MANHATTAN CRIMINAL COURT — Activist Cornel West and about than two-dozen opponents of the NYPD's controversial stop and frisk policy will be showing strength in numbers at a criminal trial expected to begin in April.
At a Manhattan Criminal Court hearing Thursday, West refused to take a conditional dismissal offer for disorderly conduct charges.
The renowned Princeton University professor and activist, had been among a group of 200 demonstrators opposing the policy who gathered in front of the state building on 125th Street in Harlem on Oct. 21, 2011. About 34 were arrested.
Critics charge that stop and frisk, which allows police to search people who they believe are involved in crimes, unfairly targets members of minority communities and is a clear violation of the civil rights of people who are searched.
A recent study showed that just 12 percent of stop and frisks performed in New York in 2011 resulted in criminal charges, but the police department has defended the practice, saying the numbers reflect the racial breakdown of people charged with crimes.

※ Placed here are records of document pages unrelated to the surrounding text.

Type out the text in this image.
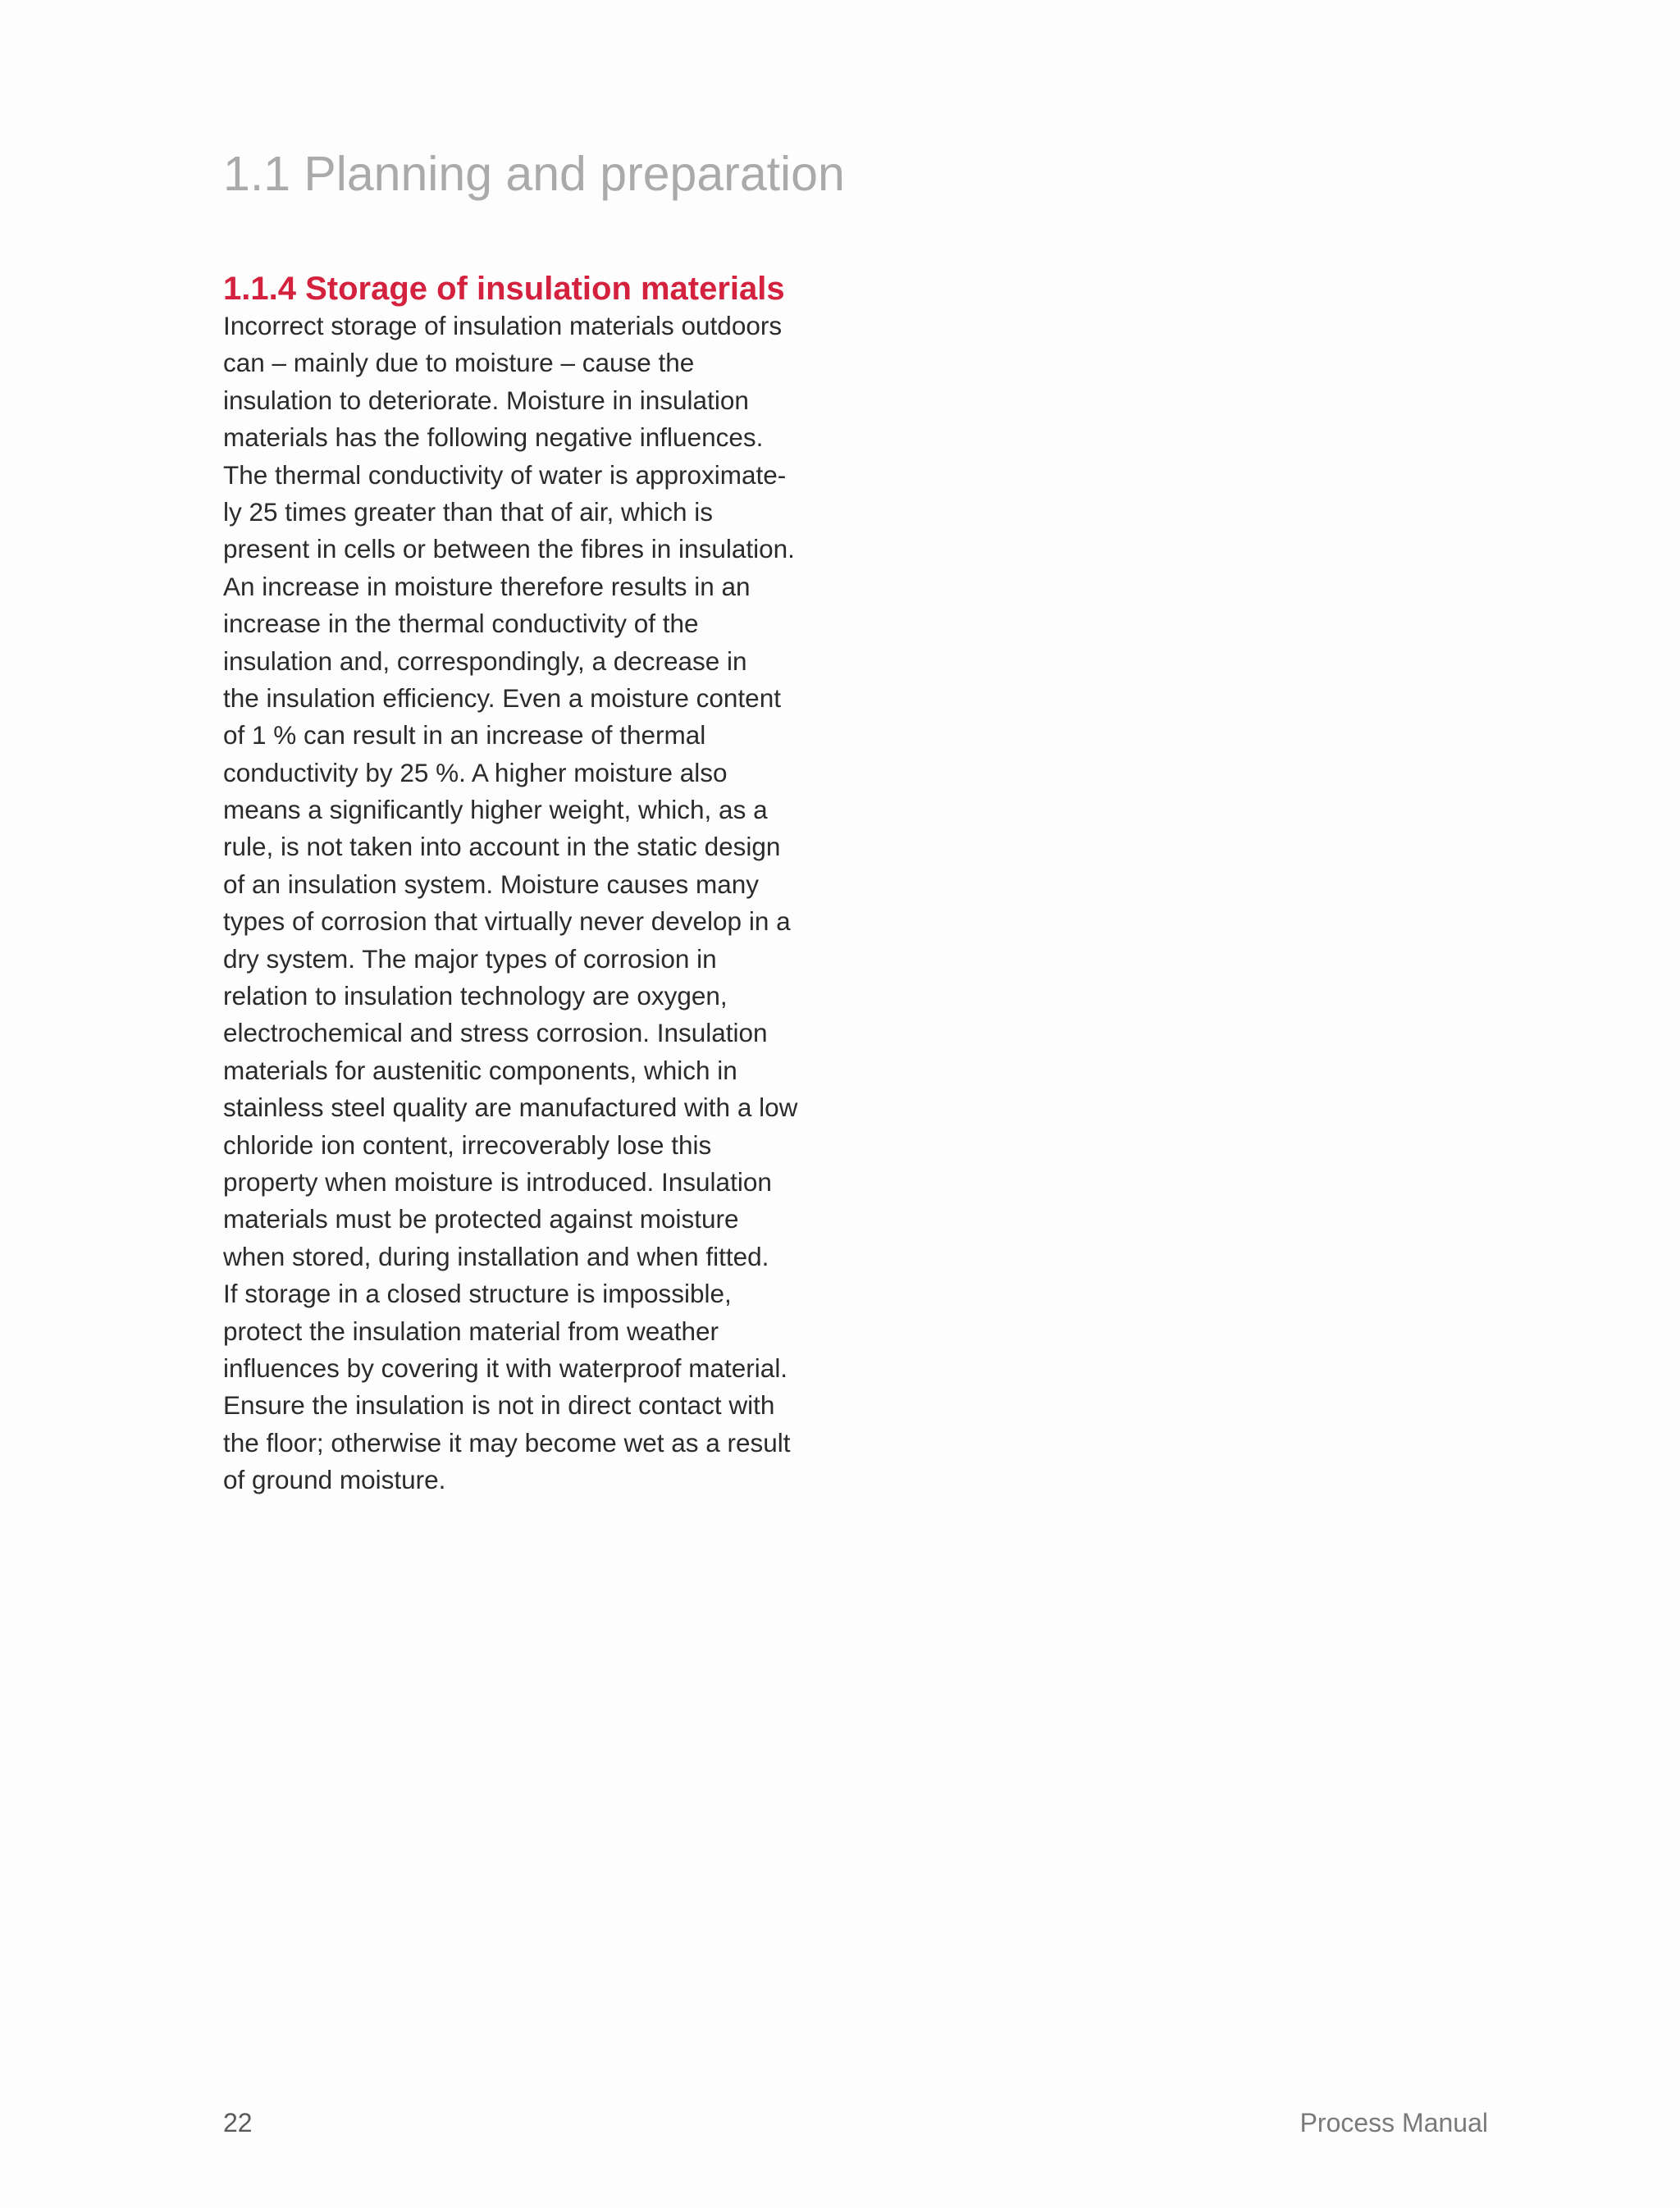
1.1 Planning and preparation
1.1.4 Storage of insulation materials
Incorrect storage of insulation materials outdoors
can – mainly due to moisture – cause the
insulation to deteriorate. Moisture in insulation
materials has the following negative influences.
The thermal conductivity of water is approximate-
ly 25 times greater than that of air, which is
present in cells or between the fibres in insulation.
An increase in moisture therefore results in an
increase in the thermal conductivity of the
insulation and, correspondingly, a decrease in
the insulation efficiency. Even a moisture content
of 1 % can result in an increase of thermal
conductivity by 25 %. A higher moisture also
means a significantly higher weight, which, as a
rule, is not taken into account in the static design
of an insulation system. Moisture causes many
types of corrosion that virtually never develop in a
dry system. The major types of corrosion in
relation to insulation technology are oxygen,
electrochemical and stress corrosion. Insulation
materials for austenitic components, which in
stainless steel quality are manufactured with a low
chloride ion content, irrecoverably lose this
property when moisture is introduced. Insulation
materials must be protected against moisture
when stored, during installation and when fitted.
If storage in a closed structure is impossible,
protect the insulation material from weather
influences by covering it with waterproof material.
Ensure the insulation is not in direct contact with
the floor; otherwise it may become wet as a result
of ground moisture.
22	Process Manual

West's case was called briefly and he turned down the dismissal offer made by prosecutors. A trial date was set for April 30 and Manhattan Criminal Court Judge Jennifer Schecter ordered the cases consolidated.
That means at least about two dozen defendants are expected to be on trial together to fight the charges.
"The city knows there's an increase in consciousness of stop and frisk issues and we get a chance to dramatize it in a much more intense manner and that's beautiful," West said of the upcoming trial.
Many of the more than 21 people who appeared alongside West on Thursday were offered the same conditional dismissal deal and rejected it, setting the stage for an unusual civil disobedience-based trial.
"We will go to jail for you," West told police shortly before he was handcuffed at the event last year. "If you got to take us to jail, get ready to take us to jail."
It is unclear how many demonstrators who were arrested have yet to appear in court and how many are being formally charged by prosecutors.